Monsters of Folk – Self-Titled [Album Review]

by That Guy on September 14, 2009

Monsters of Folk

For all the hype surrounding indie supergroup Monsters of Folk (Yim Yames, M. Ward, Conor Oberst, Mike Mogis), their new self-titled album does more than deliver. It exceeds my expectations and that says a lot considering how much I love Ward and Yames and that I’ve been anticipating this album for well over a year.

What Monsters of Folk are doing to the indie music scene reminds me of what LeBron James and Kobe Bryant did to high school basketball – they’re just operating on a completely different level. While everyone else was slapping the backboard on layups, LeBron was dunking from the free throw line and using his 36 year old looking face to buy everyone beer after the game. And while Kobe was taking R&B star Brandy to his high school prom, everyone else was worried about the hickey Jenny from earth science class gave them. Monsters of Folk are doing the music version of whatever that is.

Monsters of Folk is an emblem of four exceptional artists in their prime, each churning out some of the best music of their careers and converging at just the right time to deliver an album for the ages. It’s like catching lightning in a bottle.

Fans of the individuals that make up Monsters of Folk will be pleased to hear an equal dose of Yames, Ward, and Oberst throughout, each taking on an even amount of lead singing duties. And there are magical moments for each. Oberst delivers an absolute gem with “Ahead of the Curve” (surprisingly Oz’s early favorite), M. Ward particularly shines on “Sandman, the Brakeman and Me” and Yames delivers his finest on “Losin Yo Head” (and a heckuva spiritual on “His Master’s Voice”). They also tickle the eardrums by passing the microphone around on numbers like “Say Please” and “Baby Boomer.” But Monsters of Folk are at their best when they share the microphone at once. On songs like “The Right Place” and “Magic Marker,” the three voices blend together at times to form a sort of bionic voice with superhuman powers (like Lee Majors in The Six Million Dollar Man).

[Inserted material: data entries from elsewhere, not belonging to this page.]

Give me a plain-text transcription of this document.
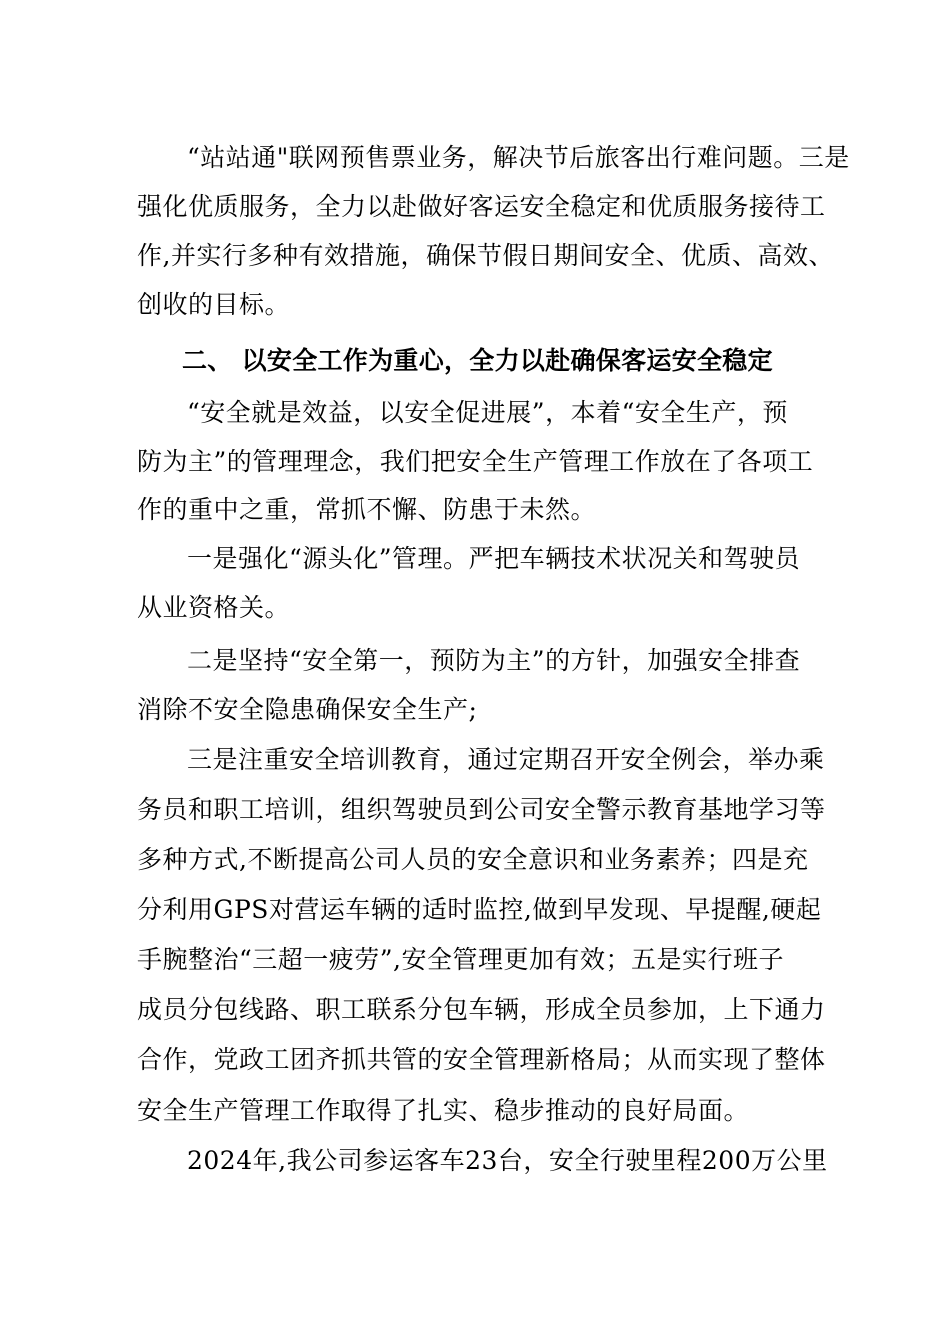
“站站通"联网预售票业务，解决节后旅客出行难问题。三是
强化优质服务，全力以赴做好客运安全稳定和优质服务接待工
作,并实行多种有效措施，确保节假日期间安全、优质、高效、
创收的目标。
二、 以安全工作为重心，全力以赴确保客运安全稳定
“安全就是效益，以安全促进展”，本着“安全生产，预
防为主”的管理理念，我们把安全生产管理工作放在了各项工
作的重中之重，常抓不懈、防患于未然。
一是强化“源头化”管理。严把车辆技术状况关和驾驶员
从业资格关。
二是坚持“安全第一，预防为主”的方针，加强安全排查
消除不安全隐患确保安全生产;
三是注重安全培训教育，通过定期召开安全例会，举办乘
务员和职工培训，组织驾驶员到公司安全警示教育基地学习等
多种方式,不断提高公司人员的安全意识和业务素养；四是充
分利用GPS对营运车辆的适时监控,做到早发现、早提醒,硬起
手腕整治“三超一疲劳”,安全管理更加有效；五是实行班子
成员分包线路、职工联系分包车辆，形成全员参加，上下通力
合作，党政工团齐抓共管的安全管理新格局；从而实现了整体
安全生产管理工作取得了扎实、稳步推动的良好局面。
2024年,我公司参运客车23台，安全行驶里程200万公里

If you can find a better album, I’d like to hear it. Please let me know. Monsters of Folk will be released on September 22nd and the guys will be touring beginning in October.

Monsters of Folk – Say Please

Tour Dates:

13 Vancouver , BC- Orpheum
14 Portland , OR- Arlene Schnitzer Concert Hall
15 Seattle , WA- Paramount Theatre
17 Oakland , CA- Fox Theater
18 Los Angeles , CA- The Greek Theater
20 San Diego , CA- Spreckels Theatre
21 Phoenix , AZ- Orpheum Theater
22 Santa Barbara , CA- Santa Barbara Bowl
28 Omaha , NE- Holland Center
29 Minneapolis , MN- Orpheum Theatre
30 Chicago , IL- Auditorium Theatre
31 Louisville , KY- Louisville Palace Theatre

02 Toronto , ON- Massey Hall
03 Boston , MA- The Orpheum
06 New York , NY- United Palace
08 New York , NY- Beacon Theater
09 Philadelphia , PA- Academy of Music

{ 4 comments… read them below or add one }

Woody September 14, 2009 at 9:15 am

Great review. Couldn’t have said it any better. I had very low expectations. I really thought that it was going to be something that they just threw together and people would buy off of name recognition alone but they crushed it. I wouldn’t call it my favorite album of the year but it certainly is one of the frontrunners.

Andrew September 14, 2009 at 2:50 pm

Seriously looking forward to seeing them play down here in San Diego at Spreckels Theatre.

oz September 14, 2009 at 6:56 pm

I agree also. I expected the album to be good and it way exceeded my expectations. I’ve never been a Bright Eyes fan, but I love Oberst on this album. The only weak spot in my opinion is Ward’s Slow Down Jo.

Shirk September 15, 2009 at 8:48 am

This is a really cool album. Had it playing all morning and it’s really tasty. I hate to say it, but I “The Right Place”just played and I was totally taken to a Traveling Wilburys kind of place. Other tunes have some really nice production. With a group called “Monsters of Folk” I wasn’t expecting to hear drum machines and so much fuzzed out guitar. This a really interesting body of work, full of good writing, interesting production and some nice multi-colored ear candy sprinkles.